Apprenez à endormir votre mental agité avec des exercices concrets.

TSThierry Sudan
24 avril 202612 min de lecture

Vous êtes allongé dans votre lit. Le réveil affiche 2h43. Demain, vous devez être opérationnel·le à 8h. Votre mental, lui, a décidé de passer en revue la conversation tendue de la soirée, la liste des courses de demain, et cette idée de projet qui vous trotte dans la tête depuis trois jours. Plus vous voulez dormir, moins vous y arrivez. Vous avez tout essayé : la tisane, les écrans éteints, le comptage de moutons. Rien n’y fait. Et si le problème n’était pas votre corps, mais la manière dont votre esprit s’accroche à l’éveil ?

Je vois ce scénario presque chaque semaine dans mon cabinet à Saintes. Des adultes compétents, équilibrés, qui vivent leur insomnie comme une trahison de leur propre corps. On m’a dit un jour : « Le sommeil, c’est comme attraper un oiseau : si tu cours après, il s’envole. Si tu t’assois tranquille, il vient parfois se poser sur ton épaule. » L’autohypnose, c’est exactement ça : arrêter de courir après le sommeil pour lui laisser une place.

Dans cet article, je vais vous partager des exercices concrets d’autohypnose pour calmer ce mental qui s’emballe.

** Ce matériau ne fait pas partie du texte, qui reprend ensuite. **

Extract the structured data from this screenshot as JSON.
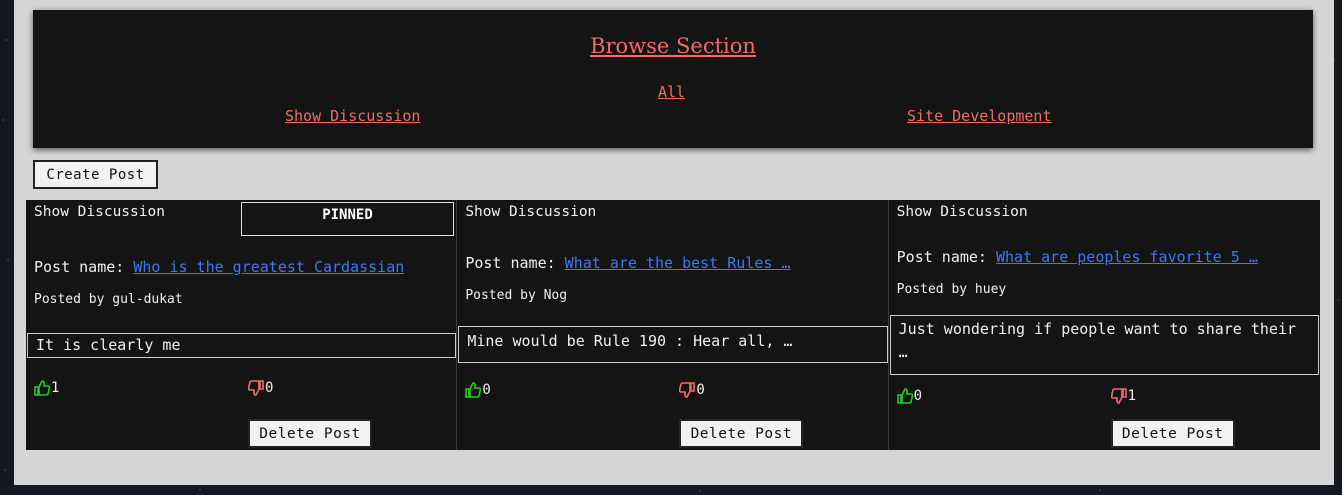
{
  "header": {
    "title": "Browse Section",
    "links": {
      "all": "All",
      "show_discussion": "Show Discussion",
      "site_development": "Site Development"
    }
  },
  "create_post_label": "Create Post",
  "posts": [
    {
      "section": "Show Discussion",
      "pinned": "PINNED",
      "post_name_label": "Post name: ",
      "title": "Who is the greatest Cardassian",
      "posted_by": "Posted by gul-dukat",
      "body": "It is clearly me",
      "upvotes": "1",
      "downvotes": "0",
      "delete_label": "Delete Post"
    },
    {
      "section": "Show Discussion",
      "post_name_label": "Post name: ",
      "title": "What are the best Rules …",
      "posted_by": "Posted by Nog",
      "body": "Mine would be Rule 190 : Hear all, …",
      "upvotes": "0",
      "downvotes": "0",
      "delete_label": "Delete Post"
    },
    {
      "section": "Show Discussion",
      "post_name_label": "Post name: ",
      "title": "What are peoples favorite 5 …",
      "posted_by": "Posted by huey",
      "body": "Just wondering if people want to share their …",
      "upvotes": "0",
      "downvotes": "1",
      "delete_label": "Delete Post"
    }
  ],
  "icons": {
    "upvote": "thumbs-up-icon",
    "downvote": "thumbs-down-icon"
  },
  "colors": {
    "link_red": "#f46a6a",
    "link_blue": "#3a78ff",
    "upvote_green": "#22cc22",
    "downvote_red": "#f46a6a",
    "card_bg": "#141414",
    "page_bg": "#d6d6d6"
  }
}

Pas de promesses magiques : l’autohypnose ne force pas le sommeil, elle crée les conditions pour qu’il vienne. Et c’est déjà énorme.

Pourquoi votre mental s’emballe-t-il quand vous vous allongez ? Le piège de l’hypervigilance nocturne

Commençons par comprendre ce qui se passe dans votre cerveau à 2h du matin. Vous n’êtes pas « fou » ou « faible ». Vous êtes en état d’hypervigilance. C’est un mécanisme de survie ancestral : quand votre système nerveux perçoit une menace (même une menace abstraite comme un dossier à rendre ou un conflit relationnel), il active le mode « alerte ». Le problème, c’est que le lit devient le lieu où vous n’avez plus rien à faire. Plus d’écrans, plus de distractions, plus de tâches. Votre mental, privé de ses occupations habituelles, se tourne vers la seule chose disponible : lui-même. Et il rumine.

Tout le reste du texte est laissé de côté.